Shape and Motion of a Ruck in a Rug

The motion of a ruck in a rug is used as an analogy to explain the role of dislocations in crystalline solids. We take literally one side of this analogy and study the shape and motion of a bump, wrinkle or ruck in a thin sheet in partial contact with a rough substrate in a gravitational field. Using a combination of experiments, scaling analysis and numerical solutions of the governing equations, we quantify the static shape of a ruck on a horizontal plane. When the plane is inclined, the ruck becomes asymmetric and moves by rolling only when the inclination of the plane reaches a critical angle, at a speed determined by a simple power balance. We find that the angle at which rolling starts is larger than the angle at which the ruck stops; i.e., static rolling friction is larger than dynamic rolling friction.
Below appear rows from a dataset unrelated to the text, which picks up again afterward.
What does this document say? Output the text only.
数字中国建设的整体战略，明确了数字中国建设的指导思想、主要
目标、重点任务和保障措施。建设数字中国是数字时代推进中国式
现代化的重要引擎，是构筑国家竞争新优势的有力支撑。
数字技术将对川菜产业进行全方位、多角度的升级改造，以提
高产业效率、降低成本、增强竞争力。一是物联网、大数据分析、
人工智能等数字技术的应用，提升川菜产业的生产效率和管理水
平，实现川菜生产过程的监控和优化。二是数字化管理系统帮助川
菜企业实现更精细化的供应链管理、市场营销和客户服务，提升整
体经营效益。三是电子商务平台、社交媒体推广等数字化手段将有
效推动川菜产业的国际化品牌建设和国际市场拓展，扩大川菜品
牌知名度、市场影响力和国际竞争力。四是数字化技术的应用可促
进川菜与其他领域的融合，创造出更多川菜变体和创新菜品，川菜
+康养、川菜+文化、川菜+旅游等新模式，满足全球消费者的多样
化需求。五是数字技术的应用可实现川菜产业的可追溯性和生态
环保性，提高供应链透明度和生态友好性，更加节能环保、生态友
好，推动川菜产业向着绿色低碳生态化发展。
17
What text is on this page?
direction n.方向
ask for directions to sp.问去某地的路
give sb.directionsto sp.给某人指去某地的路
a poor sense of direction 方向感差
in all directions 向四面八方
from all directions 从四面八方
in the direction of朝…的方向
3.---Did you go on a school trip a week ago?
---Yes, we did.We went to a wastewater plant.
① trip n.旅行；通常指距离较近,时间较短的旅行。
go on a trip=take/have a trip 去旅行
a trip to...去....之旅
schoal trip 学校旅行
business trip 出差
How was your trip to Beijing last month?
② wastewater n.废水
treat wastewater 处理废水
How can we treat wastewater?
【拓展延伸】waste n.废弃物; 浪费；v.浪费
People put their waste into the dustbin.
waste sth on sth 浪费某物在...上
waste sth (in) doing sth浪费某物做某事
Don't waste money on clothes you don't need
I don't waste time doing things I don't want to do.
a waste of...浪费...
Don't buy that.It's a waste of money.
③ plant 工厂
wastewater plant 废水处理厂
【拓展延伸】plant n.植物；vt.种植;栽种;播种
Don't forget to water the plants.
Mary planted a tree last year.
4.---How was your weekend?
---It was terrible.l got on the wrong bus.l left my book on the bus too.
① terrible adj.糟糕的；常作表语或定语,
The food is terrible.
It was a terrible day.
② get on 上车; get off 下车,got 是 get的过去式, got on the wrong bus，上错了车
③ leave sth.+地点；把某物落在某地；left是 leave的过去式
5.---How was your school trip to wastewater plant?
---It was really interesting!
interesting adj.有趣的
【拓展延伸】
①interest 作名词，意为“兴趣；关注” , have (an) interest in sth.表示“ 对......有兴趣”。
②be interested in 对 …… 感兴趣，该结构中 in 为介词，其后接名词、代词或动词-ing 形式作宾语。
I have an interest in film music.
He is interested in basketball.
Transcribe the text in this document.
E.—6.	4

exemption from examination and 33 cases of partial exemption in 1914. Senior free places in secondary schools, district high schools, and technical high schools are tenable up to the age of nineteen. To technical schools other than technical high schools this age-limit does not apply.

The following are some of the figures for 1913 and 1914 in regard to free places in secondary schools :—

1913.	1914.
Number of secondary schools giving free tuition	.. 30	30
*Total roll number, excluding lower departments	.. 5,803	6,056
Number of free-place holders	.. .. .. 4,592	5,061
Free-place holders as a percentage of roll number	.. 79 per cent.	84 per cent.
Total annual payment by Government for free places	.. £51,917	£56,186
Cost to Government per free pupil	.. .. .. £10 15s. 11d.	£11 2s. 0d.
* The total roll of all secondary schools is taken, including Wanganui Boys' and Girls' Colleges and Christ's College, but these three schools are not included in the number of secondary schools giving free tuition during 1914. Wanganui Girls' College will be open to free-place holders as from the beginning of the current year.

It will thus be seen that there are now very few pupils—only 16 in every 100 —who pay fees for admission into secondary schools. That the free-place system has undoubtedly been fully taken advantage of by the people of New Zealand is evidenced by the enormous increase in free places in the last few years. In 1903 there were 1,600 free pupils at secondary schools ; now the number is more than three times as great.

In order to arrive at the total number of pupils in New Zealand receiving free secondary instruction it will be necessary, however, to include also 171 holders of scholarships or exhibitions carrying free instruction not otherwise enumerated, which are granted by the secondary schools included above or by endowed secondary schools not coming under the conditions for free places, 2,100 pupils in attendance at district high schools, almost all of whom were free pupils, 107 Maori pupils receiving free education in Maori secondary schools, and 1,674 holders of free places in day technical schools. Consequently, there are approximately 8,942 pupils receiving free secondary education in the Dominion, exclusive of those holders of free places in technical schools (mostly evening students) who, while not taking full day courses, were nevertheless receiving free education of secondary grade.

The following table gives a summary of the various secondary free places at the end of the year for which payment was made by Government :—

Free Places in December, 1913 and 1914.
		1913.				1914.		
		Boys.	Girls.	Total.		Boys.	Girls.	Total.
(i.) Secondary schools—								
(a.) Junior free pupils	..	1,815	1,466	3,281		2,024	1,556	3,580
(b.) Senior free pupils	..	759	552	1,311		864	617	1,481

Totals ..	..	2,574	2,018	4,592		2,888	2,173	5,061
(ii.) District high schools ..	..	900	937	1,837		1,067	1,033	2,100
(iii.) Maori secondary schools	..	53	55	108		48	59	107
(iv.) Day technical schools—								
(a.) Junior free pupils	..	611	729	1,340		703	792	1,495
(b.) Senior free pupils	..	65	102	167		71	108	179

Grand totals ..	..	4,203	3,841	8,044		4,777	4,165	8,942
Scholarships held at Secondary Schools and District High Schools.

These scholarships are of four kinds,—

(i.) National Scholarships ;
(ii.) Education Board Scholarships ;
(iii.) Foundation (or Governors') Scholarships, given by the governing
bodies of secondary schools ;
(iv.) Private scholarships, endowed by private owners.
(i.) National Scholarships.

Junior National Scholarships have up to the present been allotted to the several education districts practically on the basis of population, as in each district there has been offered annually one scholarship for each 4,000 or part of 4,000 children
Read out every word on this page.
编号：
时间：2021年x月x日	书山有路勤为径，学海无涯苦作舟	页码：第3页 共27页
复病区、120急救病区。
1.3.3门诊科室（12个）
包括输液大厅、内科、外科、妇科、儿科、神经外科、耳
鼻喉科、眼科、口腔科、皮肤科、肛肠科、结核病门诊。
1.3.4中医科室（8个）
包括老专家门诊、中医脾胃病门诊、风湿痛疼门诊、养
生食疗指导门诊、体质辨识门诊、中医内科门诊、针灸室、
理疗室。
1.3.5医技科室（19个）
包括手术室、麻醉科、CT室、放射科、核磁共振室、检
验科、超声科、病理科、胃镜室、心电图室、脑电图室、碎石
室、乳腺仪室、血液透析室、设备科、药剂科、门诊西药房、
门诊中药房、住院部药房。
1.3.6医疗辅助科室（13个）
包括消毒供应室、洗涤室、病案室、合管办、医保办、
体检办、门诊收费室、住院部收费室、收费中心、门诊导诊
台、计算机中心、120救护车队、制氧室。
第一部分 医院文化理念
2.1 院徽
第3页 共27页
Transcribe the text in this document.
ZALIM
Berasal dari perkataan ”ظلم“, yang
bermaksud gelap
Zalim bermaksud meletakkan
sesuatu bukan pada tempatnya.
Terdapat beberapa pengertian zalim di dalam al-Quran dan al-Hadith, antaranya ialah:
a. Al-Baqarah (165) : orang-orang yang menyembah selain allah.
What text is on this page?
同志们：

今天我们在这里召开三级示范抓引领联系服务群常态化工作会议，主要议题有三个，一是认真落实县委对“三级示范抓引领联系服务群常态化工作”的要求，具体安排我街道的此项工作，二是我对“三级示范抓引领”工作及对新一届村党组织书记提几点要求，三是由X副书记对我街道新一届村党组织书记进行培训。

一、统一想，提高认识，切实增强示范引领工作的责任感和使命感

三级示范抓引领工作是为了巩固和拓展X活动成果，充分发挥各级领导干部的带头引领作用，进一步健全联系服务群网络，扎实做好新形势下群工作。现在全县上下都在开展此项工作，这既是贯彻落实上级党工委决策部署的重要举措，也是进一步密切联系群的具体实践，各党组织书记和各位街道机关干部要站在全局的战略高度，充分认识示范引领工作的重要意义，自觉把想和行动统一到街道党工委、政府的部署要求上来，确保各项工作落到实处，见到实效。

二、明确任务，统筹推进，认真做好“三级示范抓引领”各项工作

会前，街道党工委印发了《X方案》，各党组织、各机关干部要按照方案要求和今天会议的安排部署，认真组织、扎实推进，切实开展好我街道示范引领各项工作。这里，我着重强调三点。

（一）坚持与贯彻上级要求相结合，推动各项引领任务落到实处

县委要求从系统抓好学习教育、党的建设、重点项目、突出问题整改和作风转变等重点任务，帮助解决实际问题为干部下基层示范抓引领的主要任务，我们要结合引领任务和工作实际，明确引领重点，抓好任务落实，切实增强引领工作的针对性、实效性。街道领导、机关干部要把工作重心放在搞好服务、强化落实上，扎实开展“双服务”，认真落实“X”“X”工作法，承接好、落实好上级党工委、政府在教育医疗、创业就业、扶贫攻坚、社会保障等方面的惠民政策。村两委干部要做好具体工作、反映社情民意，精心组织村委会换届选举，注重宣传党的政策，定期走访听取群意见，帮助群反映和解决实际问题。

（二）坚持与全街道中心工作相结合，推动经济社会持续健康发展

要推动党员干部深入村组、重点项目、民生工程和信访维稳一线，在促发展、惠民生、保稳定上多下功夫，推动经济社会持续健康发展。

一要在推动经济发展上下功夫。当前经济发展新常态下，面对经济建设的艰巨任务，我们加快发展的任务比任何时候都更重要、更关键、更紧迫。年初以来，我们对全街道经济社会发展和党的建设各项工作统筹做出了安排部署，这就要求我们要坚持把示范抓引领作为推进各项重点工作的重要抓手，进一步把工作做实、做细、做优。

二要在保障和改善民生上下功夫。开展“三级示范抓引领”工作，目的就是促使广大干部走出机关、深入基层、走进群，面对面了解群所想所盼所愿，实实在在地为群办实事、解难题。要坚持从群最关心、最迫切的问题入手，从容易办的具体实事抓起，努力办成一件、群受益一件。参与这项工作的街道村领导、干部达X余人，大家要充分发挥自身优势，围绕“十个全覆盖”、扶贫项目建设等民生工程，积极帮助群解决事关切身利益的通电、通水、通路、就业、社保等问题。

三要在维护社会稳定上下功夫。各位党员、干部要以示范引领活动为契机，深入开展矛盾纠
We conclude with a generalization of our results to wrinkles in soft adherent extensible films.

Figure 1

(a) A ruck in a thin latex rug on a flat substrate, of height $\Delta$, length measured along the arc $S$ and horizontal extent $S-ϵ$. Here $ϵ$ is analogous to the Burgers vector. (b) A schematic shows the ruck on a plane at an angle of inclination $\theta$. The upper right hand corner shows the local stress and moment resultants for a segment of length $ds$, where $\varphi$ is the angle between the local ruck tangent and the plane.

Figure 2

(a) The scaled ruck height $\Delta$ as a function of the excess length $ϵ$, for different thicknesses [$h=0.25\mathrm{mm}$ (+), 0.5 mm (⋄), 0.75 mm (△), 1.0 mm (*), 1.5 mm (○)] measured experimentally and calculated numerically by solving (1, 2, 3) (solid line) collapse onto a single curve. All lengths are normalized by the elastic gravity length, ${\ell }_g=(\frac{E{h}^2}{\rho g}{)}^{1/3}$. The inset shows the numerically calculated values (○) of $\Delta$ as a function of $ϵ$ on a log-log plot and yields a power law $\Delta ={ϵ}^{0.54}$ which compares well with the scaling law $\Delta \sim {ϵ}^{4/7}$ given by (4). (b) Ruck shape as a function of the excess length, $ϵ$; the solid lines correspond to experimental measurements, while the dashed lines correspond to numerical solutions of (1, 2, 3). (c) The ruck shape on an inclined plane with $\sin \theta =0.3$ shows an increasing asymmetry as $ϵ$ increases. The solid lines correspond to experiments and the dashed lines correspond to numerical solutions of (1, 2, 3).

Figure 3

(a) The path of a point on the rug as a ruck (in white *) and time-lapse images of the ruck for $ϵ=1.25$, $\theta =20°$, $V=0.7\mathrm{m}/\mathrm{s}$. The inset shows the path of a point on the ruck as it approaches its zenith (*), compared with the curve $\eta \sim {\xi }^{2/3}$ that characterizes the trajectory of a point on a cycloidal curve characterizing the rolling of a rigid circle. (b) The numerically calculated shape of a static ruck ($ϵ=3.5$, $\theta =17°$—dashed line), and the path of a point on the rug (inset, solid line) as the ruck moves through it.

Figure 4

(a) The tilt for the onset of rolling ${\theta }_g$ and its arrest ${\theta }_s$ as a function of the shape of the ruck, characterized by the ratio of the excess length to the contour length $ϵ/S$. Since ${\theta }_s>{\theta }_g$ dynamic rolling friction is less than static rolling friction. (b) Ruck speed $V$ vs $\sqrt{\sin \theta }$ when $\theta >{\theta }_s$ for $ϵ=0.5$, 0.8 and 1.25, is consistent with $V\sim \sqrt{\sin \theta }$ (see text). The inset shows the dynamic distortion of the shape of the ruck due to air drag ($\sin \theta =0.6$, $ϵ=1.25$). Velocity experiments used a latex sheet of thickness $h=0.75\mathrm{mm}$.